Donata Meirelles pediu demissão da Vogue Brasil após polêmica festa

Como não acredito em coincidência e sim em sincronicidade, não consigo deixar de relacionar os fatos. Se alguém, de alguma forma, reedita a história desta maneira é porque deve existir, mesmo em um nível mais inconsciente, um ranço preconceituoso, um racismo que se manifesta disfarçado de brincadeira, de modismo fashion ou qualquer coisa do gênero. Ou seja, persiste a crença que somos diferentes, não em razão da individualidade, porque aí sim somos diferentes, mas em razão da cor da pele, da classe social ao qual cada grupo pertence, das aquisições econômicas e culturais, a tão antiga e caduca sociedade de castas, de classes. E abro um parênteses para colocar que do meu ponto de vista isto não tem nada a ver com posição política de direita ou de esquerda, uma vez que a corrupção corre solta sem respeitar lados, e a possibilidade de expandir a consciência não está restrita a uma ideologia específica, é maior e transcende tudo isso.
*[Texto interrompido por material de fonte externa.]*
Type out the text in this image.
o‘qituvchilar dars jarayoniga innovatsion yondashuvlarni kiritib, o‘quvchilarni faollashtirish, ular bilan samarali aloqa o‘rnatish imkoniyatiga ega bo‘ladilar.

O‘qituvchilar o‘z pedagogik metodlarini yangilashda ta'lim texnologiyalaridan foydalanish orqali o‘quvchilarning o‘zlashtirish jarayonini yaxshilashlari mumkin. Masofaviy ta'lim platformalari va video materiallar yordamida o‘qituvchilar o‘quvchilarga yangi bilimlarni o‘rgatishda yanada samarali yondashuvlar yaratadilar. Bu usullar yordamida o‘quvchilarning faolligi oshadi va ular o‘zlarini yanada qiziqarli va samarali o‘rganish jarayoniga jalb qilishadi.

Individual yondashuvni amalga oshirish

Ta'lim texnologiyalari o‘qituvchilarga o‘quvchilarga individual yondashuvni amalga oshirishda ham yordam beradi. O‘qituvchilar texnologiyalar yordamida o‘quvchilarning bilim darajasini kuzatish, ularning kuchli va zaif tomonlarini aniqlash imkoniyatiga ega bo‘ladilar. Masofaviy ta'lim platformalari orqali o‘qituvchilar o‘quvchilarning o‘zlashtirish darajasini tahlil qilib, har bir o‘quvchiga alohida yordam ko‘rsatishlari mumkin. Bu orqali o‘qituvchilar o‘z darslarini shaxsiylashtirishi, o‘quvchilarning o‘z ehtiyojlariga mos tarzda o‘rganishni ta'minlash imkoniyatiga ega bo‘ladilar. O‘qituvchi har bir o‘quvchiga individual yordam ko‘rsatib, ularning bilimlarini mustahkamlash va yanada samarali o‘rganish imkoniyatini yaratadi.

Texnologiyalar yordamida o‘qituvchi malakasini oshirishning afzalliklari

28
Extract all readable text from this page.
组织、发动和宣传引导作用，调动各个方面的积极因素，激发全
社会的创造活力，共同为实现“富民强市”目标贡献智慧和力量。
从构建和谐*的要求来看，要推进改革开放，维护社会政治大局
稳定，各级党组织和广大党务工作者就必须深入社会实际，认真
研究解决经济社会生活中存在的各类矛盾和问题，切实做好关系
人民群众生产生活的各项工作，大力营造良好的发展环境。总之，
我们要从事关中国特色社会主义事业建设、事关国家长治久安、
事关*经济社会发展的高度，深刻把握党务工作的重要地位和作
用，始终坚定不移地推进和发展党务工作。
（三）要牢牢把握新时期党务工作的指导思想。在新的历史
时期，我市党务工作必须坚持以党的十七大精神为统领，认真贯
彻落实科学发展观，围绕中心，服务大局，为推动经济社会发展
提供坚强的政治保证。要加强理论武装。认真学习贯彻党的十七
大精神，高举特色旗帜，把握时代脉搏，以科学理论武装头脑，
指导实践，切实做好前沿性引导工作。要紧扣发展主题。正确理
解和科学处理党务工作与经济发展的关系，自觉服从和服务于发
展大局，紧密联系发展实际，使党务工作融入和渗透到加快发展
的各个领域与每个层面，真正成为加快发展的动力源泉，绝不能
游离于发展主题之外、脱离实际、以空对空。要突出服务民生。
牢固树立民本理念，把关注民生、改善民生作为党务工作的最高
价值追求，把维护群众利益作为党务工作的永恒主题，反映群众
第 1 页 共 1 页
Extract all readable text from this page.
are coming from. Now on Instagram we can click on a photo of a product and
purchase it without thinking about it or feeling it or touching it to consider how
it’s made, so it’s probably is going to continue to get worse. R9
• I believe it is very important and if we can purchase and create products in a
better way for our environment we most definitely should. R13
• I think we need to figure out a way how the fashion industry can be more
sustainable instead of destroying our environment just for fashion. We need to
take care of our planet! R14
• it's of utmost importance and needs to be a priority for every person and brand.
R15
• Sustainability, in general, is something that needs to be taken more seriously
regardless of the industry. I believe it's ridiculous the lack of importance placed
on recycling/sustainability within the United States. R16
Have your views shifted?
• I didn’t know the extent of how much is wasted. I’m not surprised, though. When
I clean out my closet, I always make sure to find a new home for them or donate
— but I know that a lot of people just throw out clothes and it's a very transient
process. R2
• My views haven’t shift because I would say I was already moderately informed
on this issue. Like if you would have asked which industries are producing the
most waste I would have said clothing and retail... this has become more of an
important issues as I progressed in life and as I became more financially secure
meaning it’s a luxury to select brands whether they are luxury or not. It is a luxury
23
Da mesma maneira acredito que se a barragem de Brumadinho estivesse debruçada sobre grandes propriedades de pessoas ricas e influentes, os cuidados com segurança, manutenção e conservação seriam bem diferentes. E caso os meninos mortos fossem brancos e ricos, a questão já teria ultrapassado a comoção geral, e o clube já estaria sendo arguido de maneira mais precisa, rápida, eficiente e inflexível.

Infelizmente grande parte desta sociedade é racista, homofóbica, preconceituosa. Grande parte ainda acredita que há pessoas superiores a outras, e que portanto tem que haver distinção na maneira como são tratadas. Infelizmente há pessoas que não tem nenhuma empatia com a dor alheia, nem vergonha de fatos que mancharam a história e massacraram milhões de seres humanos, e que se dão ao luxo de brincar com eles.

https://www1.folha.uol.com.br/mercado/2019/02/camara-faz-minuto-de-silencio-por-mortos-presidente-da-vale-nao-se-levanta.shtml

Infelizmente também, o CEO da Vale parece demonstrar solidariedade zero com todos os mortos de Brumadinho e suas famílias pobres, e sequer teve a capacidade humana de levantar-se da cadeira para honrar a memória dos mortos no minuto de silêncio que foi feito na Câmara dos Deputados, em uma reunião da Comissão Externa. Diante de uma sala toda em pé, ele manteve-se sentado. Talvez estivesse com cãibras nas pernas… ou talvez não considerasse que pobres e negros merecessem seu esforço em levantar-se. Sua declaração após a tragédia: “A Vale é uma joia, e não pode ser condenada por um acidente, por maior que tenha sido a tragédia”. Hein??!? Presidente da Vale, Fabio Schvartsman – um ser que só enxerga lucros, dividendos e negócios, e para quem a vida humana não tem qualquer valor.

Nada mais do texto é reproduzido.